Uma vez levaram o Carlito, com seus seis ou sete anos de idade, para assistir a uma ópera. Ele voltou do teatro entusiasmadíssimo, impaciente para contar a cena da ópera que mais o impressionara.
– O cara teve tanta sorte que morreu no cemitério!
Era preciso meditar um pouco – escondendo o riso – sobre o relato do Carlito. Ele tinha a sua lógica. O cara morrer no cemitério e ser enterrado ali mesmo eliminava várias etapas do ritual fúnebre, inclusive o transporte do corpo para o cemitério. Era prático, era rápido, dispensava intermediários e certamente custava menos que um enterro convencional. O Carlito estava certo. A sorte do cara!
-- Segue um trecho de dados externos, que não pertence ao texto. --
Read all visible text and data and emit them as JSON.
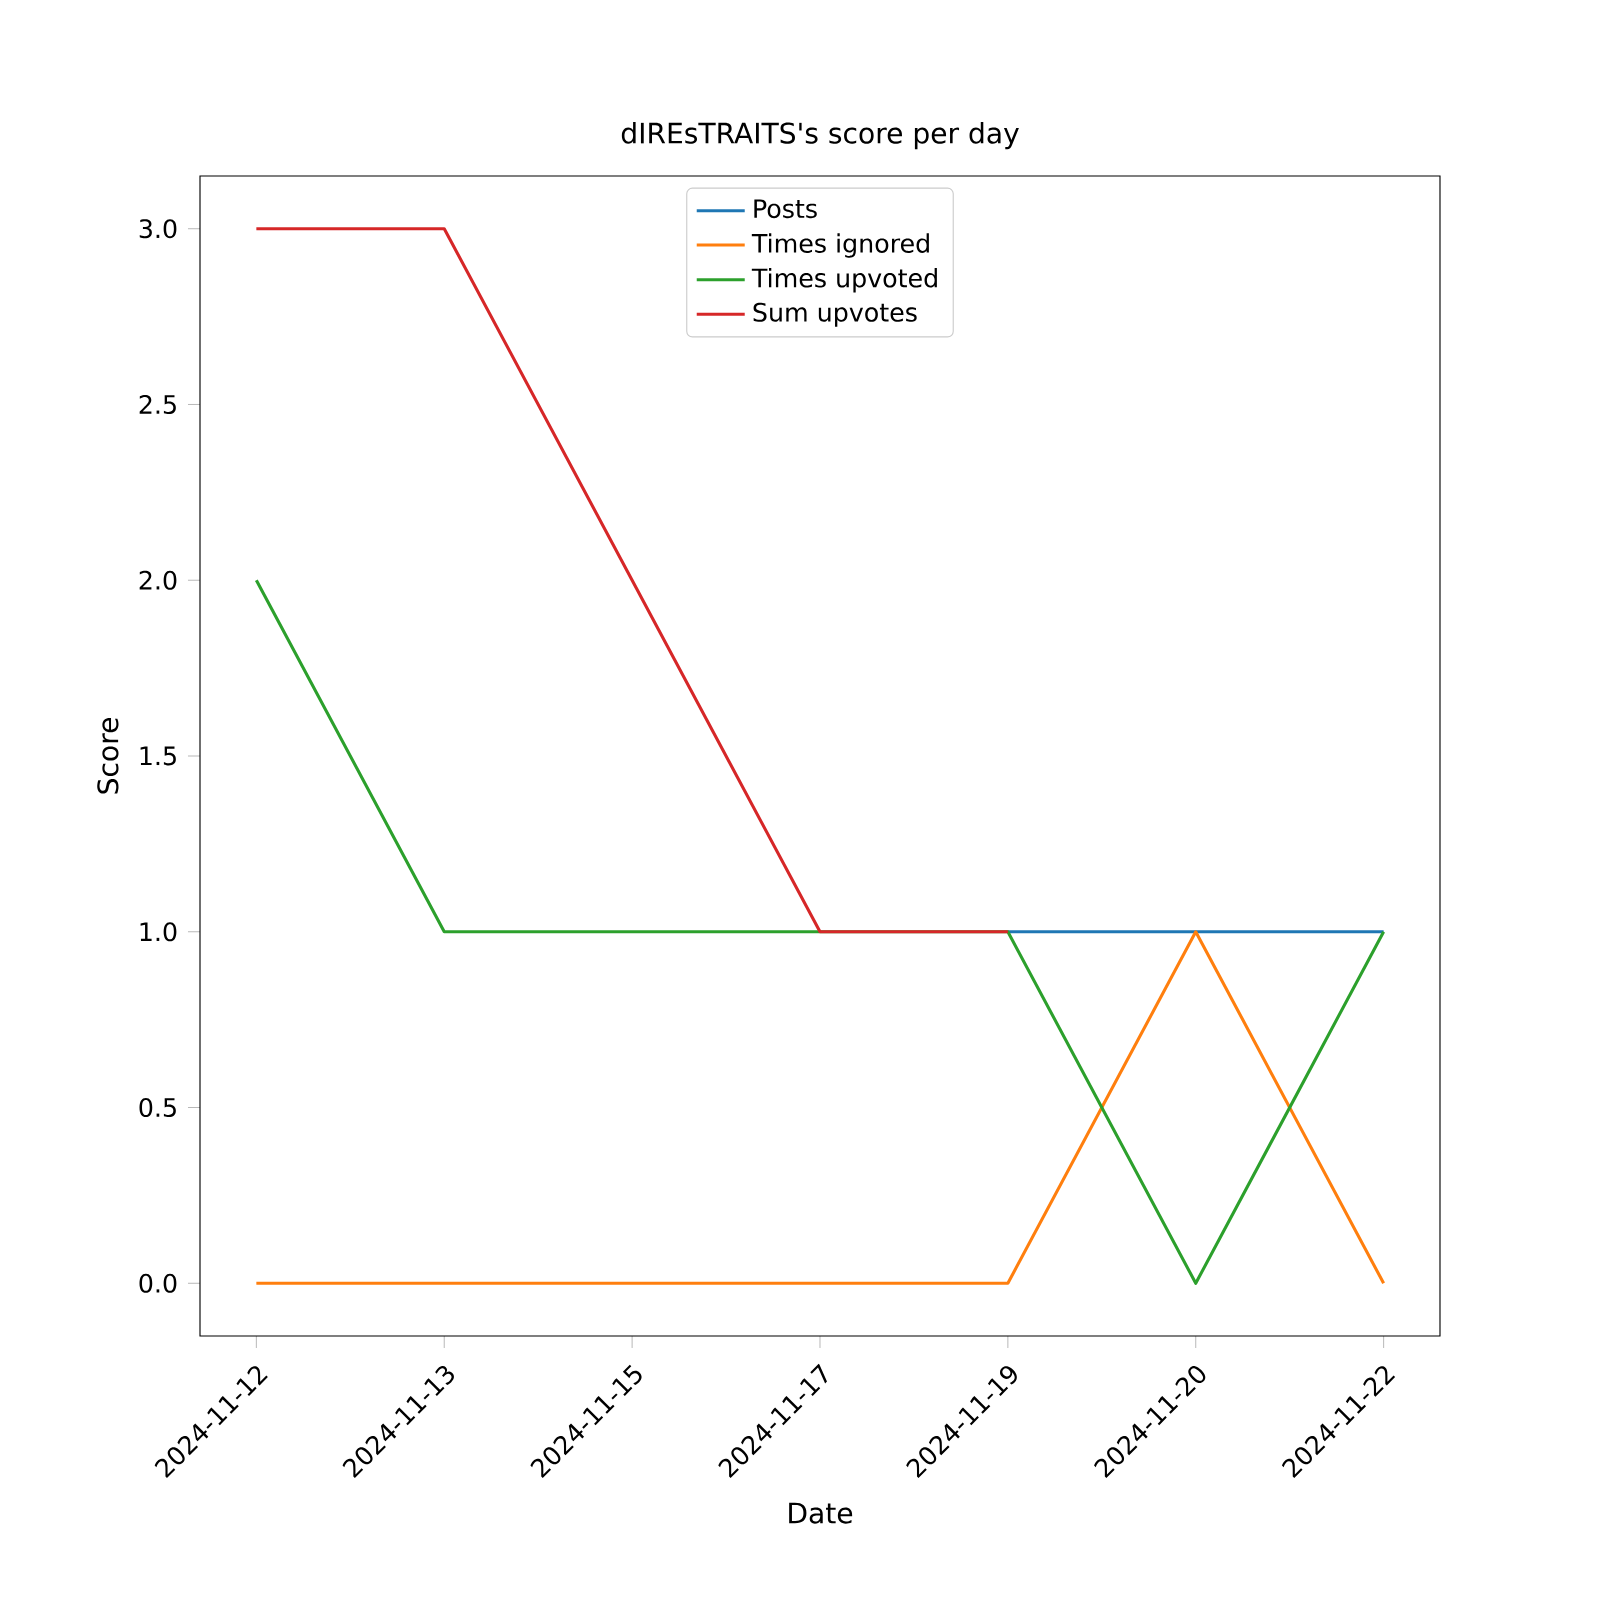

Durante muito tempo, na nossa casa, a lógica do Carlito foi lembrada. Tudo na vida, afinal, depende do ponto de vista e, do ponto de vista de vista do morto, morrer no cemitério era um grande negócio.
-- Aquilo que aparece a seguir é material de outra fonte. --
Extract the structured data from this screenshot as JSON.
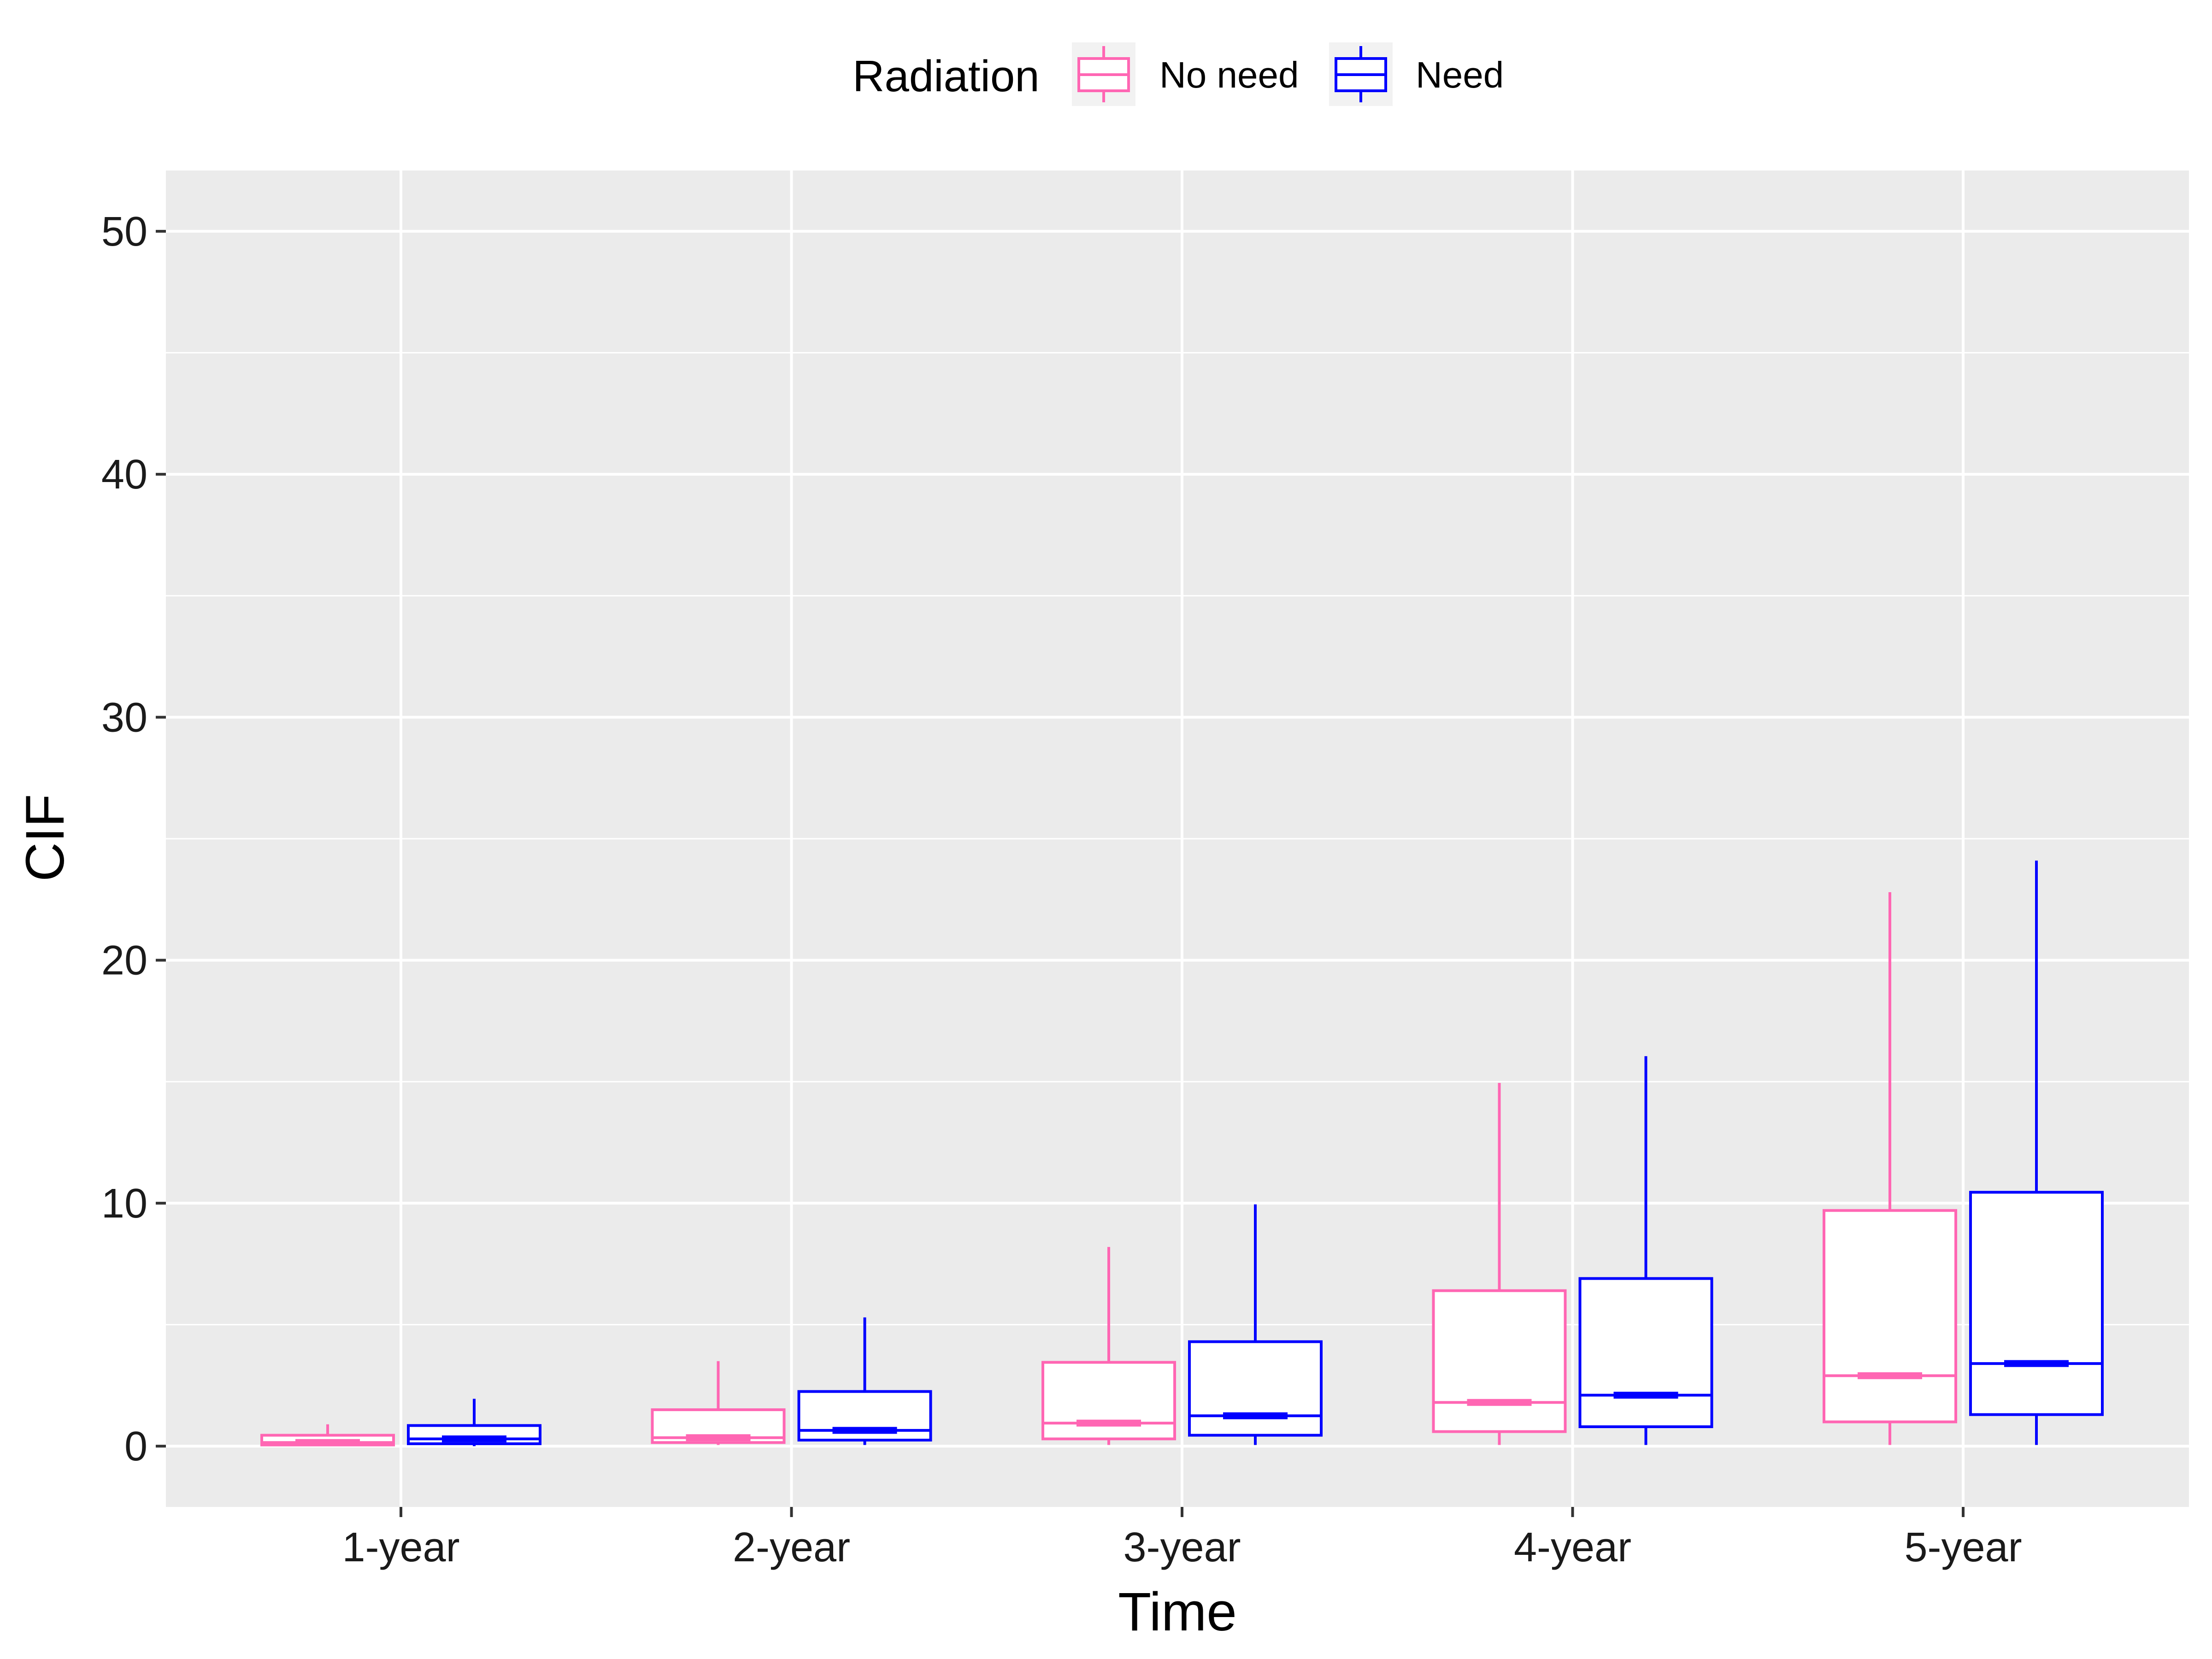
{
  "chart_data": {
    "type": "boxplot",
    "xlabel": "Time",
    "ylabel": "CIF",
    "categories": [
      "1-year",
      "2-year",
      "3-year",
      "4-year",
      "5-year"
    ],
    "ylim": [
      -2.5,
      52.5
    ],
    "yticks": [
      0,
      10,
      20,
      30,
      40,
      50
    ],
    "grid": true,
    "legend": {
      "title": "Radiation",
      "position": "top"
    },
    "series": [
      {
        "name": "No need",
        "color": "#ff66b3",
        "boxes": [
          {
            "min": 0.0,
            "q1": 0.05,
            "median": 0.15,
            "q3": 0.45,
            "max": 0.9
          },
          {
            "min": 0.05,
            "q1": 0.15,
            "median": 0.35,
            "q3": 1.5,
            "max": 3.5
          },
          {
            "min": 0.05,
            "q1": 0.3,
            "median": 0.95,
            "q3": 3.45,
            "max": 8.2
          },
          {
            "min": 0.05,
            "q1": 0.6,
            "median": 1.8,
            "q3": 6.4,
            "max": 14.95
          },
          {
            "min": 0.05,
            "q1": 1.0,
            "median": 2.9,
            "q3": 9.7,
            "max": 22.8
          }
        ]
      },
      {
        "name": "Need",
        "color": "#0000ff",
        "boxes": [
          {
            "min": 0.0,
            "q1": 0.1,
            "median": 0.3,
            "q3": 0.85,
            "max": 1.95
          },
          {
            "min": 0.05,
            "q1": 0.25,
            "median": 0.65,
            "q3": 2.25,
            "max": 5.3
          },
          {
            "min": 0.05,
            "q1": 0.45,
            "median": 1.25,
            "q3": 4.3,
            "max": 9.95
          },
          {
            "min": 0.05,
            "q1": 0.8,
            "median": 2.1,
            "q3": 6.9,
            "max": 16.05
          },
          {
            "min": 0.05,
            "q1": 1.3,
            "median": 3.4,
            "q3": 10.45,
            "max": 24.1
          }
        ]
      }
    ]
  },
  "colors": {
    "panel_background": "#ebebeb",
    "grid": "#ffffff",
    "legend_key_background": "#f2f2f2"
  }
}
O Carlito só tinha uma queixa. O cara que morria no cemitério, demonstrando grande senso de oportunidade, morria traspassado por uma espada, mas não sem antes cantar uma longa ária, prostrado no chão. E o Carlito duvidava que alguém traspassado por uma espada tivesse força, sem falar em pulmões, para cantar uma música inteira, ainda mais naquele volume. Não era lógico.
O Carlito, minha irmã Clarissa e eu, ainda crianças, resolvemos publicar um jornal para circulação interna na casa. Aliás, circulação restrita: o jornal de uma folha só era colado na parede ao lado da privada, e “saía” uma vez por semana, com comentários sobre acontecimentos domésticos e nacionais, críticas ao comportamento dos mais velhos, dicas de filmes, charges e, vez por outra, protestos contra a mesmice da comida e sugestões de menus mais criativos com variações de fast-food. O nome do jornal, O Patentino, precisava ser explicado para visitantes de fora do Estado que, por acaso, sentassem na privada sem nada para ler. Durante muito tempo, privadas importadas, suponho, da Inglaterra pelo Rio Grande do Sul traziam o número da patente do vaso, e deduziu-se que “patent” era o seu nome, de fantasia, não o seu número de registro. O Patentino não viveu o suficiente para esclarecer o próprio engano. Éramos crianças.
Lá está, no expediente: Editor responsável, eu. Secretária, Clarissa. Repórter, Carlito. Que time. O Carlito morreu num acidente de carro, no Rio, por volta dos anos 70, sem nenhuma lógica. Tinha pouco mais de trinta anos.